O filme é um exemplo de secularismo. Não existe nenhum traço de religião no Mágico de Oz. Há bruxas más que são temidas, há bruxas boas que são prezadas, mas nenhuma é santificada, escreve Salman Rushdie. E ele ainda diz que apesar de o Mágico de Oz ser algo próximo de um ser todo poderoso, ele não é venerado. É onde está o sucesso do filme, em criar um mundo no qual nada é “mais importante que os amores, os cuidados e as necessidades dos seres humanos”.

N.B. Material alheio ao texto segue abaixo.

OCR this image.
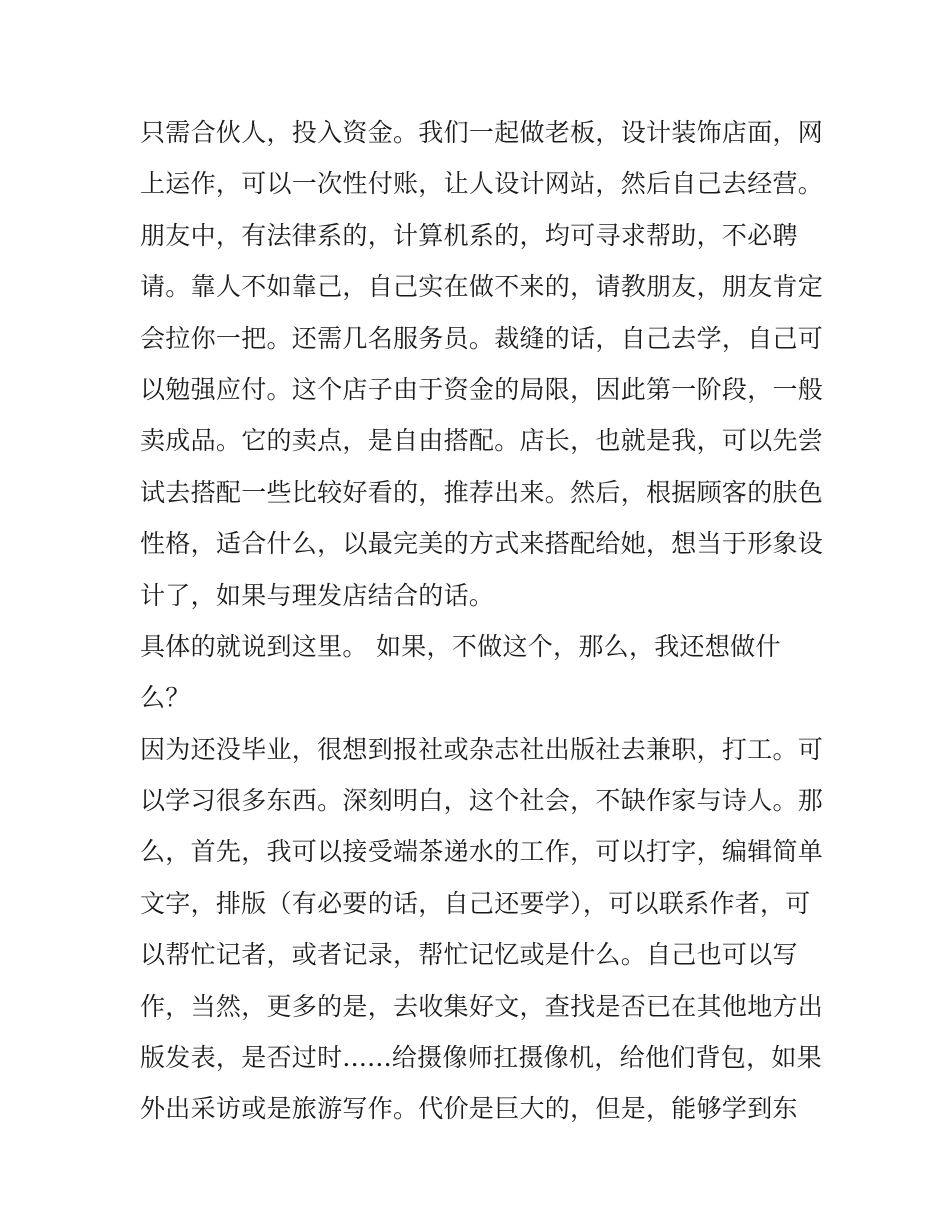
只需合伙人，投入资金。我们一起做老板，设计装饰店面，网
上运作，可以一次性付账，让人设计网站，然后自己去经营。
朋友中，有法律系的，计算机系的，均可寻求帮助，不必聘
请。靠人不如靠己，自己实在做不来的，请教朋友，朋友肯定
会拉你一把。还需几名服务员。裁缝的话，自己去学，自己可
以勉强应付。这个店子由于资金的局限，因此第一阶段，一般
卖成品。它的卖点，是自由搭配。店长，也就是我，可以先尝
试去搭配一些比较好看的，推荐出来。然后，根据顾客的肤色
性格，适合什么，以最完美的方式来搭配给她，想当于形象设
计了，如果与理发店结合的话。
具体的就说到这里。 如果，不做这个，那么，我还想做什
么？
因为还没毕业，很想到报社或杂志社出版社去兼职，打工。可
以学习很多东西。深刻明白，这个社会，不缺作家与诗人。那
么，首先，我可以接受端茶递水的工作，可以打字，编辑简单
文字，排版（有必要的话，自己还要学），可以联系作者，可
以帮忙记者，或者记录，帮忙记忆或是什么。自己也可以写
作，当然，更多的是，去收集好文，查找是否已在其他地方出
版发表，是否过时......给摄像师扛摄像机，给他们背包，如果
外出采访或是旅游写作。代价是巨大的，但是，能够学到东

imagesRushdie escreve que o nome “Oz” passou para a lenda, quando o seu criador L. Frank Baum, fez surgir esse nome a partir das letras O-Z da gaveta de baixo de seu arquivo. E ainda diz que o filme é uma raridade cinematográfica, que acontece quando o filme melhora o já bom livro.

O autor analisa todo o cenário do livro, o  Estado do Kansas, nos Estados Unidos. E não concorda quando Dorothy diz que “There’s no place like home”, quando o Kansas não é o ideal para um lar, mas reconhece ser o assunto de alguma controvérsia. “O Kansas do filme é um pouco menos radicalmente inóspito que o do livro” (Rushdie).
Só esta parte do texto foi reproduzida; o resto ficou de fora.